Channel Island domiciles Jersey and Guernsey have signed agreements with the UK that will provide HM Treasury more tax information on overseas accounts owned by UK citizens. The bill mirrors the US’ Foreign Accounts Tax Compliance Act (FATCA).
Under the UK’s scheme (dubbed by some commentators “son-of-FATCA”) GPs with funds domiciled in British overseas territories and crown dependencies, such as Guernsey, Jersey and the Isle of Man, must comply with the law.
UK tax authorities have given Channel Island-based GPs until May 31 2016 to supply 2014-2015 tax information on their UK LPs to local tax authorities.
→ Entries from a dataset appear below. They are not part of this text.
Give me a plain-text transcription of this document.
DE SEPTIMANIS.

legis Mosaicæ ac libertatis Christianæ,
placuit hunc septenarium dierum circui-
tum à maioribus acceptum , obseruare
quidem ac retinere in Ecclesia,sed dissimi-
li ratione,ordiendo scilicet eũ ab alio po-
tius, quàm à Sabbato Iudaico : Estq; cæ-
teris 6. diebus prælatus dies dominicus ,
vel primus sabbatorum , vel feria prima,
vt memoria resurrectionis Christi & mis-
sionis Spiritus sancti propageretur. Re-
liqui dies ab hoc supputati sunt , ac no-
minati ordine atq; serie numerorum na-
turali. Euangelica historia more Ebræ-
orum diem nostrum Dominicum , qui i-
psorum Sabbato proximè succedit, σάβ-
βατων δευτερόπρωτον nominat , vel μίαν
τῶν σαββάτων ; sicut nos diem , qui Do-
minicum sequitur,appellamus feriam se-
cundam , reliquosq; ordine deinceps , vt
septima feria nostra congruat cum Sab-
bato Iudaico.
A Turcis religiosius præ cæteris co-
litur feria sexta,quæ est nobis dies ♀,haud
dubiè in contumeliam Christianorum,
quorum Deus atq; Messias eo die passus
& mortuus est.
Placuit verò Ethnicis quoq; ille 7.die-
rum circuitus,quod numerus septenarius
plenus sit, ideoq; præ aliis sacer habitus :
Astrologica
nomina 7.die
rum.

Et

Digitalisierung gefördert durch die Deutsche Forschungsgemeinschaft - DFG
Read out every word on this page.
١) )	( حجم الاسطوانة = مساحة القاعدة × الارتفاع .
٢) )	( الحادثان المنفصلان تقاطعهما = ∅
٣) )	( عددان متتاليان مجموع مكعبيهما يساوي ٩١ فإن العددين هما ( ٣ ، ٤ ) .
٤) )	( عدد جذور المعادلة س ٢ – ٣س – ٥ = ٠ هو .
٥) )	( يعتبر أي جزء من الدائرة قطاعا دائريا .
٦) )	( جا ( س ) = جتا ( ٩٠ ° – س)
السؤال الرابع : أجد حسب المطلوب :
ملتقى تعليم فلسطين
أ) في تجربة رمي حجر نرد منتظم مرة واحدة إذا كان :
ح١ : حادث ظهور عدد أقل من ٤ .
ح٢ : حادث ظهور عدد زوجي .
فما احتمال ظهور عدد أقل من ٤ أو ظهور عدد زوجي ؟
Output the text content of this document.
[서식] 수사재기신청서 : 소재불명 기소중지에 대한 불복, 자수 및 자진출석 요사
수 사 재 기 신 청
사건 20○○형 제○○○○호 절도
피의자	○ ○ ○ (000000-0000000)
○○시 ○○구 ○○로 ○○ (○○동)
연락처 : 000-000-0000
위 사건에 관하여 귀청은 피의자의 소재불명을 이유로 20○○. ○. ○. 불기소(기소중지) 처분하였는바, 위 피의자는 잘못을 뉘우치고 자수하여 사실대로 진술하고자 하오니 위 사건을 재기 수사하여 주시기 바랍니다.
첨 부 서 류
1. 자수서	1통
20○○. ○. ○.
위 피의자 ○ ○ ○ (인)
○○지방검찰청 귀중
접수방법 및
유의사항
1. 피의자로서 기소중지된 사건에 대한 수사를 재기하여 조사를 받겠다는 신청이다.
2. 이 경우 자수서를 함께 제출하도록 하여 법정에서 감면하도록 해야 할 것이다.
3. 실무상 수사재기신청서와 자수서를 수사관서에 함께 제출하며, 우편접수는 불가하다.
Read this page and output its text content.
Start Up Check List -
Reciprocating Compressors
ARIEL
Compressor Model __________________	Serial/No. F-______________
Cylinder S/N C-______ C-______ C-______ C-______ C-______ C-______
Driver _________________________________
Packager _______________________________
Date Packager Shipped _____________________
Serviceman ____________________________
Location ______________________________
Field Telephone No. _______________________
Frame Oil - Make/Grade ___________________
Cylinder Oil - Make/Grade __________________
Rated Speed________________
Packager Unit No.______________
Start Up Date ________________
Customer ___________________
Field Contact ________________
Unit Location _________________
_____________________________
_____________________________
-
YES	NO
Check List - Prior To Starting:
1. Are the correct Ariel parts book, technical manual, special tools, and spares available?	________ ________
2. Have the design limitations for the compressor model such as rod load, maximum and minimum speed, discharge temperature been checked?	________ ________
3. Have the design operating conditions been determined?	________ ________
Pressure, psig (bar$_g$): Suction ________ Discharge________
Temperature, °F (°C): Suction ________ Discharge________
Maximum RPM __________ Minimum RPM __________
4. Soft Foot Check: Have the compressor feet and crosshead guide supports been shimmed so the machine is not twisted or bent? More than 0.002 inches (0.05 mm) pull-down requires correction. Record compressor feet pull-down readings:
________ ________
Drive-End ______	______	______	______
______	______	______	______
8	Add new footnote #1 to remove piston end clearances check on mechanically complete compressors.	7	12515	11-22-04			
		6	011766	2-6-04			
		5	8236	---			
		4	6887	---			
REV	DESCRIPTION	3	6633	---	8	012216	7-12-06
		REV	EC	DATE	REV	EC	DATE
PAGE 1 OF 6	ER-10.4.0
Only UK LP tax information recorded on or after 30 June 2014 will be subject to reporting, meaning LPs' 2013 tax information will not need to be reported, according to HMRC.
Guernsey and Jersey follow the Isle of Man which signed a UK FATCA agreement earlier this month.
Other domiciles that must sign UK FATCA-style agreements include the Anguilla, Bermuda, the British Virgin Islands, the Cayman Islands, Gibraltar, Montserrat and the Turks and Caicos Islands.
The agreements were signed in London on Tuesday by Guernsey Chief Minister Peter Harwood, Jersey Chief Minister Ian Gorst and HM Treasury Exchequer Secretary David Gauke.
“From an industry perspective, we know there is work to be done in the coming months to ensure we meet the operational requirements of the UK [FATCA agreement]. However, the agreement will also help to strengthen our reputation in key markets abroad,” said in a statement Geoff Cook, chief executive of Jersey Finance.
The governments agreed to exchange tax information under a ‘Model I’ intergovernmental agreement.
Model I allows Channel Island-based fund managers to report tax information to local officials, who can relay that information on their behalf to HMRC. Under a “Model II” arrangement, GPs would report directly to HMRC.